Silly history aside, The DaVinci Code does have a symbolic purpose. Dare I say a book about symbols is a symbol? Dare I opine that part of its appeal is its fictional struggle against the patriarchal nature of Christianity and the established church’s hold on the flock? Why not? This is just an essay in a magazine and probably won’t be reprinted in enough languages to tick off the Vatican to the point of excommunicating me. Also, if I do get in trouble, I can always blame it on the Jesuits, and whoever is currently filling Tomas de Torquemada’s shoes will just nod knowingly.

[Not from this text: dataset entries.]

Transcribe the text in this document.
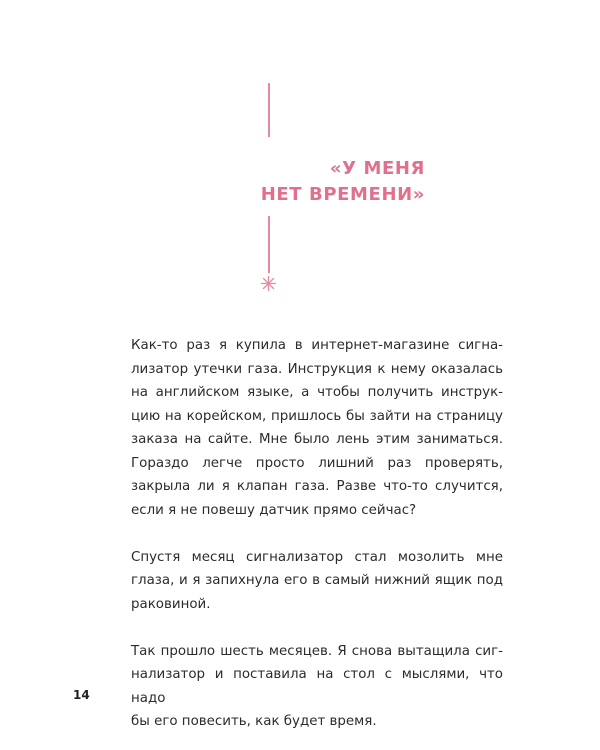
«У МЕНЯ
НЕТ ВРЕМЕНИ»

Как-то раз я купила в интернет-магазине сигна-
лизатор утечки газа. Инструкция к нему оказалась
на английском языке, а чтобы получить инструк-
цию на корейском, пришлось бы зайти на страницу
заказа на сайте. Мне было лень этим заниматься.
Гораздо легче просто лишний раз проверять,
закрыла ли я клапан газа. Разве что-то случится,
если я не повешу датчик прямо сейчас?

Спустя месяц сигнализатор стал мозолить мне
глаза, и я запихнула его в самый нижний ящик под
раковиной.

Так прошло шесть месяцев. Я снова вытащила сиг-
нализатор и поставила на стол с мыслями, что надо
бы его повесить, как будет время.

14
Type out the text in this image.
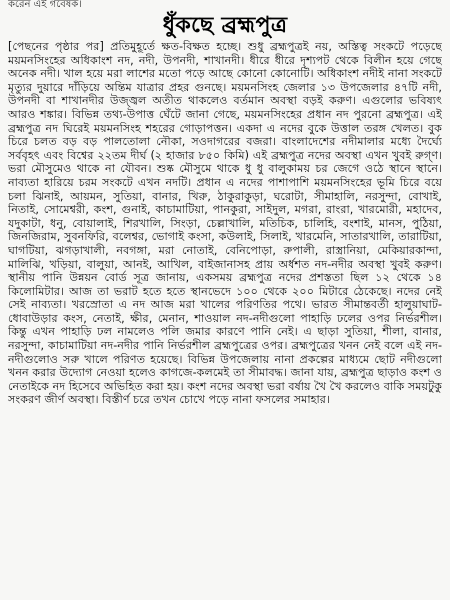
করেন এই গবেষক।
ধুঁকছে ব্রহ্মপুত্র

[পেছনের পৃষ্ঠার পর] প্রতিমুহূর্তে ক্ষত-বিক্ষত হচ্ছে। শুধু ব্রহ্মপুত্রই নয়, অস্তিত্ব সংকটে পড়েছে ময়মনসিংহের অধিকাংশ নদ, নদী, উপনদী, শাখানদী। ধীরে ধীরে দৃশ্যপট থেকে বিলীন হয়ে গেছে অনেক নদী। খাল হয়ে মরা লাশের মতো পড়ে আছে কোনো কোনোটি। অধিকাংশ নদীই নানা সংকটে মৃত্যুর দুয়ারে দাঁড়িয়ে অন্তিম যাত্রার প্রহর গুনছে। ময়মনসিংহ জেলার ১৩ উপজেলার ৪৭টি নদী, উপনদী বা শাখানদীর উজ্জ্বল অতীত থাকলেও বর্তমান অবস্থা বড়ই করুণ। এগুলোর ভবিষ্যৎ আরও শঙ্কার। বিভিন্ন তথ্য-উপাত্ত ঘেঁটে জানা গেছে, ময়মনসিংহের প্রধান নদ পুরনো ব্রহ্মপুত্র। এই ব্রহ্মপুত্র নদ ঘিরেই ময়মনসিংহ শহরের গোড়াপত্তন। একদা এ নদের বুকে উত্তাল তরঙ্গ খেলত। বুক চিরে চলত বড় বড় পালতোলা নৌকা, সওদাগরের বজরা। বাংলাদেশের নদীমালার মধ্যে দৈর্ঘ্যে সর্ববৃহৎ এবং বিশ্বের ২২তম দীর্ঘ (২ হাজার ৮৫০ কিমি) এই ব্রহ্মপুত্র নদের অবস্থা এখন খুবই রুগ্ণ। ভরা মৌসুমেও থাকে না যৌবন। শুষ্ক মৌসুমে থাকে ধু ধু বালুকাময় চর জেগে ওঠে স্থানে স্থানে। নাব্যতা হারিয়ে চরম সংকটে এখন নদটি। প্রধান এ নদের পাশাপাশি ময়মনসিংহের ভূমি চিরে বয়ে চলা ঝিনাই, আয়মন, সুতিয়া, বানার, খিরু, ঠাকুরাকুড়া, ঘরোটা, সীমাহালি, নরসুন্দা, বোখাই, নিতাই, সোমেশ্বরী, কংশ, গুনাই, কাচামাটিয়া, পানকুরা, সাইদুল, মগরা, রাংরা, খারমোরী, মহাদেব, যদুকাটা, ধনু, বোয়ালাই, শিরখালি, সিংড়া, চেল্লাখালি, মতিচিক, চালিহি, বংশাই, মানস, পুঠিয়া, জিনজিরাম, সুবনফিরি, বলেশ্বর, ভোগাই কংসা, কউলাই, সিলাই, খারমেনি, সাতারখালি, তারাটিয়া, ঘাগটিয়া, ঝগড়াখালী, নবগঙ্গা, মরা নোতাই, বেনিপোড়া, রুপালী, রাস্ত্রানিয়া, মেকিয়ারকান্দা, মালিঝি, খড়িয়া, বালুয়া, আনই, আখিল, বাইজানাসহ প্রায় অর্ধশত নদ-নদীর অবস্থা খুবই করুণ। স্থানীয় পানি উন্নয়ন বোর্ড সূত্র জানায়, একসময় ব্রহ্মপুত্র নদের প্রশস্ততা ছিল ১২ থেকে ১৪ কিলোমিটার। আজ তা ভরাট হতে হতে স্থানভেদে ১০০ থেকে ২০০ মিটারে ঠেকেছে। নদের নেই সেই নাব্যতা। খরস্রোতা এ নদ আজ মরা খালের পরিণতির পথে। ভারত সীমান্তবর্তী হালুয়াঘাট-ধোবাউড়ার কংস, নেতাই, ক্ষীর, মেনান, শাওয়াল নদ-নদীগুলো পাহাড়ি ঢলের ওপর নির্ভরশীল। কিন্তু এখন পাহাড়ি ঢল নামলেও পলি জমার কারণে পানি নেই। এ ছাড়া সুতিয়া, শীলা, বানার, নরসুন্দা, কাচামাটিয়া নদ-নদীর পানি নির্ভরশীল ব্রহ্মপুত্রের ওপর। ব্রহ্মপুত্রের খনন নেই বলে এই নদ-নদীগুলোও সরু খালে পরিণত হয়েছে। বিভিন্ন উপজেলায় নানা প্রকল্পের মাধ্যমে ছোট নদীগুলো খনন করার উদ্যোগ নেওয়া হলেও কাগজে-কলমেই তা সীমাবদ্ধ। জানা যায়, ব্রহ্মপুত্র ছাড়াও কংশ ও নেতাইকে নদ হিসেবে অভিহিত করা হয়। কংশ নদের অবস্থা ভরা বর্ষায় খৈ খৈ করলেও বাকি সময়টুকু সংকরণ জীর্ণ অবস্থা। বিস্তীর্ণ চরে তখন চোখে পড়ে নানা ফসলের সমাহার।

So why does this all remind me of Michele Bachmann? Beats the hell out of me, but it did. OK, I admit it—it was the sexless obedient servant thing. And maybe we’ll throw in the omniscient overbearing church thing. While we’re at it, the hiding behind the trees at the gay rally at the Capitol and the cowering in the bathroom when confronted by some disagreeable lesbians recall some aspects of the thrilling DaVinci chase scenes, as well.

Speaking of chase scenes, in the upcoming mad dash across the sixth congressional district, Michele, you can bet, will be playing the part of the Opus Dei-trained and Church-sanctioned albino assassin. She’ll be using the weapons provided by her church, and its armorer, Karl Rove, to try to squelch the story of Patty Wetterling, who actually does symbolize family values. Except, unfortunately for Wetterling, protecting children just isn’t as visually eloquent as the images of the yucky kissing gays that we’re going to be treated to, courtesy of Bachmann.

In the last congressional campaign, Bishop Mark Kennedy put Wetterling’s pictures in ads right next to Osama bin Laden’s. How’s that for a powerful symbol? (And you thought the Church calling Magdalene a whore was bad.) I can hardly wait to see what Rove and Bachmann come up with this time. We don’t yet know any specifics of the Rovian symbology, but I’m willing to bet it’s going to involve Wetterling officiating at a gay marriage ceremony.

But, like The DaVinci Code, politics is all about the supremacy of symbols over actual fact. That’s what makes a good story, after all.